Up and Running: Data Engineering on the Google Cloud Platform
The completely free E-Book for setting up and running a Data Engineering stack on Google Cloud Platform.
NOTE: This book is currently incomplete. If you find errors or would like to fill in the gaps, read the Contributions section.
Table of Contents
Preface
Chapter 1: Setting up a GCP Account
Chapter 2: Setting up Batch Processing Orchestration with Composer and Airflow
Chapter 3: Building a Data Lake with Google Cloud Storage (GCS)
Chapter 4: Building a Data Warehouse with BigQuery
Chapter 5: Setting up DAGs in Composer and Airflow
Chapter 6: Setting up Event-Triggered Pipelines with Cloud Functions
Chapter 7: Parallel Processing with Dataproc and Spark
Chapter 8: Streaming Data with Pub/Sub
Chapter 9: Managing Credentials with Google Secret Manager
Chapter 10: Infrastructure as Code with Terraform
Chapter 11: Deployment Pipelines with Cloud Build
Chapter 12: Monitoring and Alerting
Chapter 13: Up and Running - Building a Complete Data Engineering Infrastructure
Appendix A: Example Code Repository
Chapter 12: Monitoring and Alerting
We've spent 11 chapters in this book going over how to set up your infrastructure. But that doesn't do us much good if everything breaks and you don't fix it. There will be problems, whether with your code, or a GCP outage, or a malformed file. It's our responsibility as data engineers to quickly identify when there's a problem and give ourselves as much information as we can to fix the issue.
Conveniently, GCP provides dashboard for each of its services, so we can easily monitor the health of our infrastructure and make adjustments as needed. While the monitoring dashboards are automatically set up for you and can be easily customized through the console, you'll be responsible for setting up your own alerts. Consequently, this Chapter is going to be focused on setting Alerts, but you can check out GCP's Monitoring Service for setting up monitoring dashboards.

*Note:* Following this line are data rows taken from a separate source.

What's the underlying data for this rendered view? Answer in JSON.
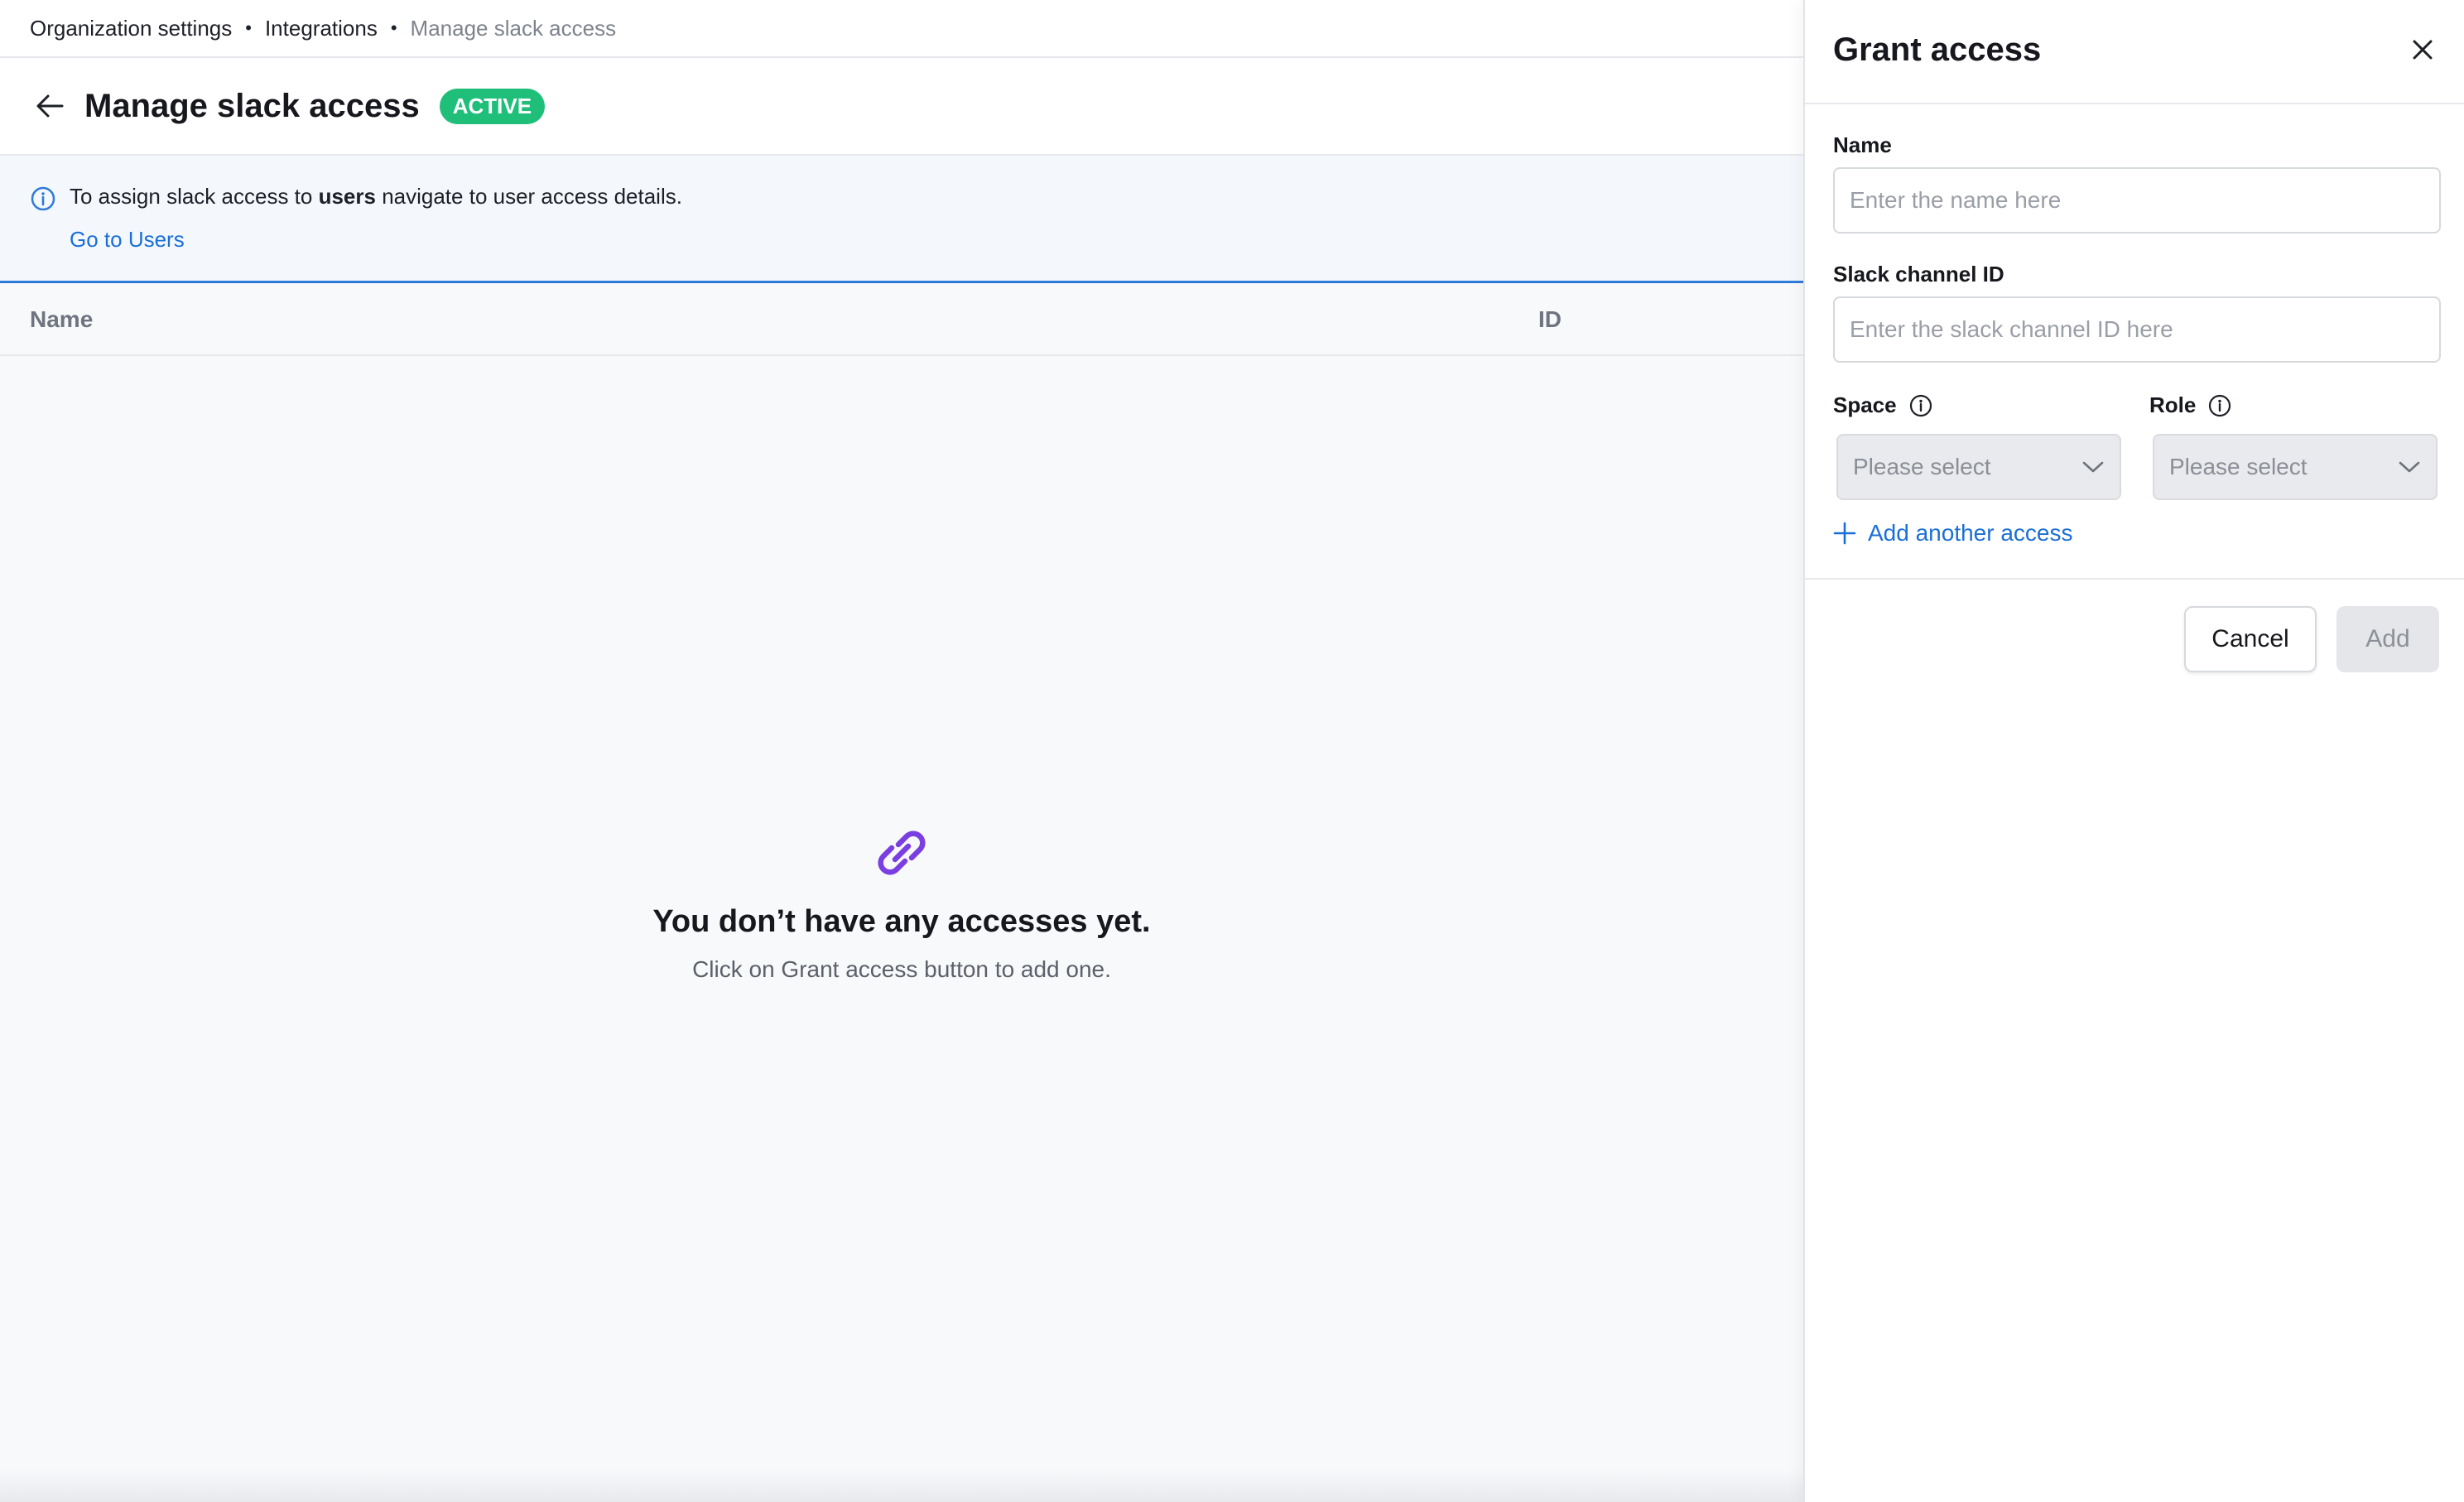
{
  "breadcrumb": {
    "items": [
      "Organization settings",
      "Integrations"
    ],
    "current": "Manage slack access",
    "separator": "•"
  },
  "header": {
    "title": "Manage slack access",
    "status": "ACTIVE"
  },
  "info_banner": {
    "text_before": "To assign slack access to ",
    "text_bold": "users",
    "text_after": " navigate to user access details.",
    "link": "Go to Users"
  },
  "table": {
    "columns": [
      "Name",
      "ID"
    ]
  },
  "empty_state": {
    "title": "You don’t have any accesses yet.",
    "subtitle": "Click on Grant access button to add one."
  },
  "drawer": {
    "title": "Grant access",
    "name_label": "Name",
    "name_placeholder": "Enter the name here",
    "channel_label": "Slack channel ID",
    "channel_placeholder": "Enter the slack channel ID here",
    "space_label": "Space",
    "space_value": "Please select",
    "role_label": "Role",
    "role_value": "Please select",
    "add_another": "Add another access",
    "cancel": "Cancel",
    "add": "Add"
  },
  "colors": {
    "accent": "#1a6fd6",
    "badge": "#1fbf7a",
    "link_icon": "#7a3fe0"
  },
  "icons": [
    "arrow-left-icon",
    "info-icon",
    "link-icon",
    "close-icon",
    "chevron-down-icon",
    "plus-icon"
  ]
}
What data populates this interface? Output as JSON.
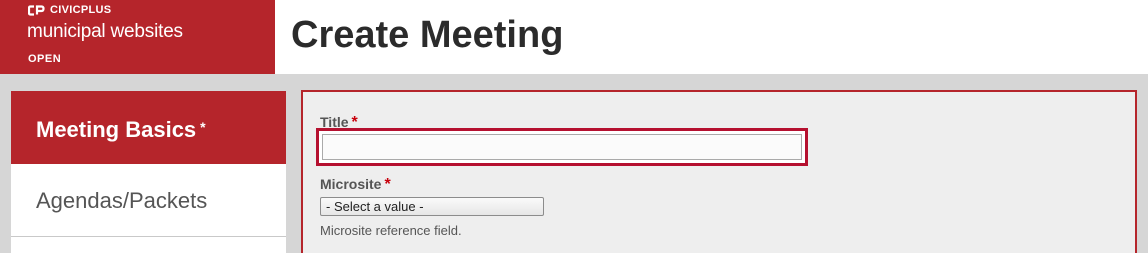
{
  "brand": {
    "logo_text": "CIVICPLUS",
    "product": "municipal websites",
    "status": "OPEN"
  },
  "page": {
    "title": "Create Meeting"
  },
  "sidebar": {
    "items": [
      {
        "label": "Meeting Basics",
        "required_mark": "*",
        "active": true
      },
      {
        "label": "Agendas/Packets",
        "active": false
      }
    ]
  },
  "form": {
    "title_field": {
      "label": "Title",
      "required_mark": "*",
      "value": ""
    },
    "microsite_field": {
      "label": "Microsite",
      "required_mark": "*",
      "selected": "- Select a value -",
      "help": "Microsite reference field."
    }
  },
  "colors": {
    "brand_red": "#b5252b",
    "focus_red": "#b5102f",
    "required_star": "#c7000b"
  }
}
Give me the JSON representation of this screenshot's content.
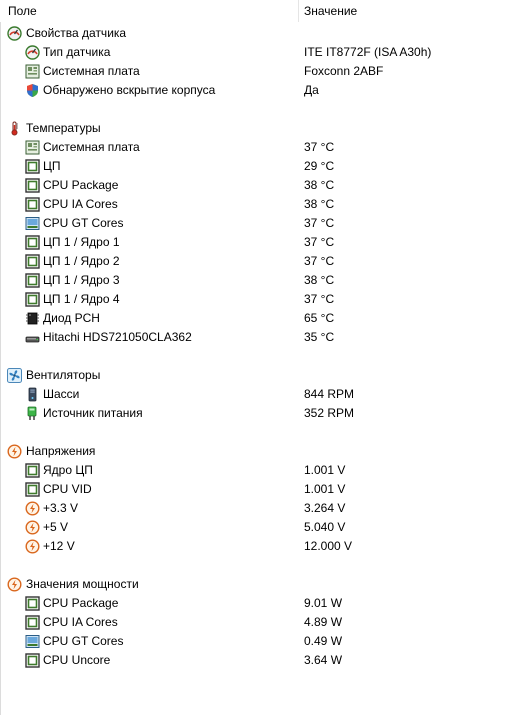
{
  "header": {
    "field": "Поле",
    "value": "Значение"
  },
  "rows": [
    {
      "kind": "group",
      "icon": "sensor-icon",
      "label": "Свойства датчика",
      "value": ""
    },
    {
      "kind": "item",
      "icon": "sensor-icon",
      "label": "Тип датчика",
      "value": "ITE IT8772F  (ISA A30h)"
    },
    {
      "kind": "item",
      "icon": "motherboard-icon",
      "label": "Системная плата",
      "value": "Foxconn 2ABF"
    },
    {
      "kind": "item",
      "icon": "shield-icon",
      "label": "Обнаружено вскрытие корпуса",
      "value": "Да"
    },
    {
      "kind": "group",
      "icon": "thermometer-icon",
      "label": "Температуры",
      "value": ""
    },
    {
      "kind": "item",
      "icon": "motherboard-icon",
      "label": "Системная плата",
      "value": "37 °C"
    },
    {
      "kind": "item",
      "icon": "chip-icon",
      "label": "ЦП",
      "value": "29 °C"
    },
    {
      "kind": "item",
      "icon": "chip-icon",
      "label": "CPU Package",
      "value": "38 °C"
    },
    {
      "kind": "item",
      "icon": "chip-icon",
      "label": "CPU IA Cores",
      "value": "38 °C"
    },
    {
      "kind": "item",
      "icon": "gpu-icon",
      "label": "CPU GT Cores",
      "value": "37 °C"
    },
    {
      "kind": "item",
      "icon": "chip-icon",
      "label": "ЦП 1 / Ядро 1",
      "value": "37 °C"
    },
    {
      "kind": "item",
      "icon": "chip-icon",
      "label": "ЦП 1 / Ядро 2",
      "value": "37 °C"
    },
    {
      "kind": "item",
      "icon": "chip-icon",
      "label": "ЦП 1 / Ядро 3",
      "value": "38 °C"
    },
    {
      "kind": "item",
      "icon": "chip-icon",
      "label": "ЦП 1 / Ядро 4",
      "value": "37 °C"
    },
    {
      "kind": "item",
      "icon": "pch-icon",
      "label": "Диод PCH",
      "value": "65 °C"
    },
    {
      "kind": "item",
      "icon": "hdd-icon",
      "label": "Hitachi HDS721050CLA362",
      "value": "35 °C"
    },
    {
      "kind": "group",
      "icon": "fan-icon",
      "label": "Вентиляторы",
      "value": ""
    },
    {
      "kind": "item",
      "icon": "case-icon",
      "label": "Шасси",
      "value": "844 RPM"
    },
    {
      "kind": "item",
      "icon": "psu-icon",
      "label": "Источник питания",
      "value": "352 RPM"
    },
    {
      "kind": "group",
      "icon": "voltage-icon",
      "label": "Напряжения",
      "value": ""
    },
    {
      "kind": "item",
      "icon": "chip-icon",
      "label": "Ядро ЦП",
      "value": "1.001 V"
    },
    {
      "kind": "item",
      "icon": "chip-icon",
      "label": "CPU VID",
      "value": "1.001 V"
    },
    {
      "kind": "item",
      "icon": "voltage-icon",
      "label": "+3.3 V",
      "value": "3.264 V"
    },
    {
      "kind": "item",
      "icon": "voltage-icon",
      "label": "+5 V",
      "value": "5.040 V"
    },
    {
      "kind": "item",
      "icon": "voltage-icon",
      "label": "+12 V",
      "value": "12.000 V"
    },
    {
      "kind": "group",
      "icon": "voltage-icon",
      "label": "Значения мощности",
      "value": ""
    },
    {
      "kind": "item",
      "icon": "chip-icon",
      "label": "CPU Package",
      "value": "9.01 W"
    },
    {
      "kind": "item",
      "icon": "chip-icon",
      "label": "CPU IA Cores",
      "value": "4.89 W"
    },
    {
      "kind": "item",
      "icon": "gpu-icon",
      "label": "CPU GT Cores",
      "value": "0.49 W"
    },
    {
      "kind": "item",
      "icon": "chip-icon",
      "label": "CPU Uncore",
      "value": "3.64 W"
    }
  ]
}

In this chapter we're going to set up alerting on a Composer (Airflow) instance, and on a deployment pipeline. We'll be using Airflow's built-in alerting functionality for failed Tasks, and rolling our own alerting functionality for the Cloud Build deployment pipeline. There's lots of places you can send alerts, such as BigQuery, Pub/Sub, or GCS, but in this chapter we'll be sending our alerts to a Slack channel.
While we're only covering alerting for two pieces of infrastructure in this chapter, you should set up alerting for all of your critical infrastructure in a production environment. In Chapter 13 we'll be setting up a complete infrastructure, including alerting for all our critical systems, so check that out if you want to see how alerting is done on other tools, such as DataProc.
Specifically what we're going to do in this chapter is: 1. Instantiate a Composer Environment. 2. Create a Slack workspace. 3. Create a deployment pipeline. 4. Create DAGs with custom alerting. 5. Create alerting on our deployment pipeline. 6. Deploy a DAG and see how the alerts work.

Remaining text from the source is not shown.